14 septembre 2018

14 septembre 2018

Passer outre à la confidentialité de l’arbitrage : il faut passer le test.

Dans la décision SNC-Lavalin Inc. c. ArcelorMittal Exploitation minière Canada. (2018 QCCS 3024), l’honorable Jean-François Michaud, j.c.s., accueille des objections relatives à quatre demandes d’engagements et refuse que SNC-Lavalin Inc. (« SNC ») obtienne essentiellement une copie du dossier d’arbitrage entre ArcelorMittal (« Arcelor ») et Metso Minerals Canada inc. (« Metso »).

Ces demandes d’engagements ont lieu dans le cadre de l’interrogatoire d’un représentant d’Arcelor dans un dossier où SNC réclame 12 millions de dollars en honoraires à Arcelor et où cette dernière réclame 533 millions de dollars en dépassement de coûts, pour des déficiences et pour une perte de gains. La demande reconventionnelle d’Arcelor est également dirigée contre deux autres parties et traite de la sous-performance d’équipements fournis par Metso qui elle n’est pas partie au litige dans ce dossier de cour en raison d’une clause d’arbitrage dans son contrat avec Arcelor. Par contre, dans un second dossier connexe où Arcelor poursuit SNC et BBA Inc. pour 204 millions de dollars, BBA a obtenu l’autorisation d’appeler en garantie Metso.

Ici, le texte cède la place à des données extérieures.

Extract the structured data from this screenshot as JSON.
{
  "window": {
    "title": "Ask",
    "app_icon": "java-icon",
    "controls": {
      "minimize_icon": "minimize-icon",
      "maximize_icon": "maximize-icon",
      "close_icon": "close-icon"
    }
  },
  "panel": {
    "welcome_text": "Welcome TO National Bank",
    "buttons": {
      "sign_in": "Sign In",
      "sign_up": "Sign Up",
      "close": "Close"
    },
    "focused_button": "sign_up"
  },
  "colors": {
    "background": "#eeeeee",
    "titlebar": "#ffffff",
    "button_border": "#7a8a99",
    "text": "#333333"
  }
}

L’entente d’arbitrage entre Arcelor et Metso prévoit que le processus d’arbitrage est confidentiel, mais qu’il n’est pas parfaitement étanche puisque la clause prévoit : « Unless disclosure is required by statute or ordinance or court order, (…) ». Cette entente ne précise pas dans quelles circonstances une cour peut rendre une telle ordonnance.

Dans le jugement, le juge Michaud rappelle d’abord la distinction entre la confidentialité et le caractère privilégié d’un document puis cite un peu plus loin l’article 4 du Code de procédure civile qui se lit comme suit :

Les parties qui choisissent de prévenir un différend ou de régler celui qui les oppose par un mode privé et le tiers qui les assiste s’engagent à préserver la confidentialité de ce qui est dit, écrit ou fait dans le cours du processus, sous réserve de leur entente sur le sujet ou des dispositions particulières de la loi.

Le juge, après avoir rappelé que le principe de confidentialité des arbitrages n’est pas d’ordre public, indique le test à rencontrer pour passer outre la confidentialité de l’arbitrage :

[34] De ce qui précède, le Tribunal retient que le législateur québécois a érigé en principe la confidentialité du processus d’arbitrage en adoptant l’article 4 C.p.c., sous réserve de la volonté des parties d’agir autrement. Le Tribunal doit donc respecter la confidentialité d’un arbitrage, à moins que l’information recherchée soit nécessaire en vue de disposer de l’affaire et éviter un déni de justice. Si l’information devait être communiquée, une ordonnance pourrait toujours être émise afin d’éviter que celle-ci devienne du domaine public. (Nous avons souligné.)

Appliquant ce test aux faits de l’affaire, il conclut en ces termes que la confidentialité sera maintenue dans ce cas-ci :

[37] Tout d’abord, SNC n’est aucunement privée de l’opportunité d’avoir accès à toute l’information qu’elle pourrait juger pertinente. En suivant les prescriptions du Code de procédure civile, elle sera en mesure d’obtenir tous documents pertinents et interroger au préalable les représentants d’Arcelor et de Metso sur les enjeux en litige.

[38] De plus, l’arbitrage a présentement cours, de sorte que la preuve qui y sera administrée sera contemporaine à celle qui le sera ici. Il s’agit d’une distinction importante avec l’affaire Adesa où la fiabilité des témoignages était un problème, puisque les faits pertinents remontaient à 1998 et que le procès ne pouvait avoir lieu avant 2007.

Finalement, le juge tient à souligner que les seules parties qui sont susceptibles d’être affectées par le refus de communiquer les documents sont Arcelor et Metso qui devront subir les coûts rattachés à deux débats.

Les arguments d’allègement de la charge de travail des acteurs du système judiciaire, du gaspillage des ressources judiciaires et de retard dans la mise en état du dossier ne rencontrent pas le test de la nécessité et du déni de justice, un test exigeant.